On Tue, 2002-10-22 at 22:28, Tom Lane wrote:
> Greg Copeland <greg@copelandconsulting.net> writes:
> >So again, I'm not really sure it they are meaningful at
> > this point.
>
> psql might well have some internal leaks; the backend memory-context
> design doesn't apply to it.
Okay. Thanks. I'll probably take another look at it a little later and
report back if I find anything of value.
> >Does that mean they are not using
> > palloc/pfree stuff?
>
> Not everywhere. plpgsql is full of malloc's and I think the other PL
> modules are too --- and that's not to mention the allocation policies of
> the perl, tcl, etc, language interpreters. We could use a thorough
> review of that whole area.
>
Okay. I've started looking at plpython to better understand it's memory
needs. I'm seeing a mix of mallocs and PLy_malloc. The PLy version is
basically malloc which also checks and reports on memory allocation
errors. Anyone know if the cases where malloc was used was purposely
done so for performance reasons or simply the flavor or the day?
I thinking for starters, the plpython module could be normalized to use
the PLy_malloc stuff across the board.
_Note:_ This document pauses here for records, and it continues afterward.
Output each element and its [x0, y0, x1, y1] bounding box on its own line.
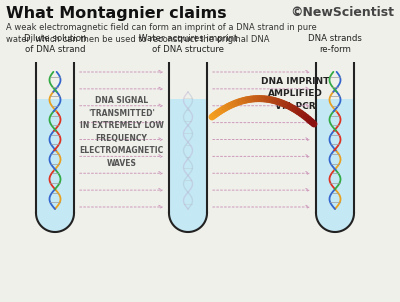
- Text: DNA strands
re-form: DNA strands re-form: [308, 34, 362, 54]
- Text: DNA IMPRINT
AMPLIFIED
VIA PCR: DNA IMPRINT AMPLIFIED VIA PCR: [261, 77, 329, 111]
- Text: Water acquires imprint
of DNA structure: Water acquires imprint of DNA structure: [139, 34, 237, 54]
- Text: DNA SIGNAL
'TRANSMITTED'
IN EXTREMELY LOW
FREQUENCY
ELECTROMAGNETIC
WAVES: DNA SIGNAL 'TRANSMITTED' IN EXTREMELY LO…: [79, 96, 164, 168]
- Bar: [37, 99, 73, 215]
- Bar: [170, 99, 206, 215]
- Polygon shape: [317, 213, 353, 231]
- Polygon shape: [37, 213, 73, 231]
- Bar: [317, 99, 353, 215]
- Text: Dilute solution
of DNA strand: Dilute solution of DNA strand: [24, 34, 86, 54]
- Text: ©NewScientist: ©NewScientist: [290, 6, 394, 19]
- Text: What Montagnier claims: What Montagnier claims: [6, 6, 227, 21]
- Text: A weak electromagnetic field can form an imprint of a DNA strand in pure
water, : A weak electromagnetic field can form an…: [6, 23, 317, 44]
- Polygon shape: [170, 213, 206, 231]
Then again, I still need to
spend some more time on it. ;)
> > Well, the thing that really got my attention is that dmalloc is
> > reporting frees on null pointers.
>
> AFAIK that would dump core on many platforms (it sure does here...),
> so I don't think I believe it without seeing chapter and verse.
I actually expected it to do that here on my x86-Linux platform but a
quick check showed that it was quiet happy with it. What platforms are
you using -- just curious?
> But if you can point out where it's really happening, then we must fix it.
>
I'll trying track this down some more this coming week to see if this is
really occurring. After thinking about it, I'm not sure why dmalloc
would ever report a free on null if it were not actually occurring.
After all, any call to free should still be showing some memory address
(valid or otherwise). Off the top of my head, I can't think of an
artifact that would cause it to falsely report it.